Experts warn public not to touch cylinders washing ashore

Experts warn public not to touch cylinders washing ashore »Play Video
A military marine marker.

LINCOLN CITY, Ore. – The debris that's been washing up on Oregon's coast is not from the tsunami in Japan.

The first of the foot-and-a-half-long metal cylinders washed up 10 days ago near Florence. The second came ashore at Depoe Bay Sept. 30. A third was found at Gleneden Beach near Lincoln City last week.
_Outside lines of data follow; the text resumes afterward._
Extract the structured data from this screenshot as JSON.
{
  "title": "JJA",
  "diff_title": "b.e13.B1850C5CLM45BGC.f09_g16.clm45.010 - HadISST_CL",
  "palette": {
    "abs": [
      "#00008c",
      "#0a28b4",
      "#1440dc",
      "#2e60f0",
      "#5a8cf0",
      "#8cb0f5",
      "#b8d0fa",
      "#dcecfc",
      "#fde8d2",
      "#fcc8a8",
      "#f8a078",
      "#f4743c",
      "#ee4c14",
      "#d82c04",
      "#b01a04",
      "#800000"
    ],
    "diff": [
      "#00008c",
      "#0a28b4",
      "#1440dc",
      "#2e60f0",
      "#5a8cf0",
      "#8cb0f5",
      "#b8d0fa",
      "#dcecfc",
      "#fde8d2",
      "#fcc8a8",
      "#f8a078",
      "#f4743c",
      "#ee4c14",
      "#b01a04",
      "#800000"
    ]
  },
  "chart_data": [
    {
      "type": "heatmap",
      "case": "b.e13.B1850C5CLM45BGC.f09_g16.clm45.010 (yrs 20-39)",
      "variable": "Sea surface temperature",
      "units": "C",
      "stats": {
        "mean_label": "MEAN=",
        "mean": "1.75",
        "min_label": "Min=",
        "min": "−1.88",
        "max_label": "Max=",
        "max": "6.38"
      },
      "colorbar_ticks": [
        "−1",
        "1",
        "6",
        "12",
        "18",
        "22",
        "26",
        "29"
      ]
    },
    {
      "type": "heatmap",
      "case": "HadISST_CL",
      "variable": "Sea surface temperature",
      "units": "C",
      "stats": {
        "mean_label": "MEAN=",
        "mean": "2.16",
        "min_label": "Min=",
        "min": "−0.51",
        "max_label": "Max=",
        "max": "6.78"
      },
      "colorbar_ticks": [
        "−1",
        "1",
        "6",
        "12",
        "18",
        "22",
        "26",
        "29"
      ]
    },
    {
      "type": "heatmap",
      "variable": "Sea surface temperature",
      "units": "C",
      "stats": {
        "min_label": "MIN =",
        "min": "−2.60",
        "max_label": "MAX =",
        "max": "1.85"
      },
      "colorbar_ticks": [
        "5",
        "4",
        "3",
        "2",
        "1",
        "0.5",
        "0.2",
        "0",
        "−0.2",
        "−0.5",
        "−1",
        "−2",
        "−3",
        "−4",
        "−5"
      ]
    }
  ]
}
Explosive experts say these cylinders shouldn't be handled by anyone who happens to find them.  They're so dangerous they only want people to call 911 if they see one of them.

The cylinders are used by the military to mark locations in the ocean. They wash ashore once in a while, typically once a month. But for some reason, three washed up on the coast in just one week.

There could be more.

Military explosives experts have been destroying the cylinders by blowing them up.

The cylinders hold white phosphorous, which experts say is dangerous.

The Air Force and Navy use them to mark search and submarine tracking areas.

The phosphorous burns white-hot when it is exposed to air. Duds full of unburned or half-burned material ignite once the phosphorous inside is exposed to air.

"After a period of time they'll dry out, and then the phosphorous will contact the air and start burning again," said Detective Howard Greer of the Oregon State Police. "If people are near these things when they start burning again, you can get some very, very serious burns."

Many beachcombers are looking for tsunami debris, but most don't know what the cylinders are.

Robert Miller was scouring the beach with his metal detector on Monday not far from where the last cylinder washed ashore. He said that now that he knows what the cylinders are, he'll be extra careful.

"I'll keep looking, because I'm out here quite often, so I'll keep looking for them," he said.

The cylinders have military markings on them, and sometimes they have arming instructions. But those are also often covered up while they're floating in the ocean.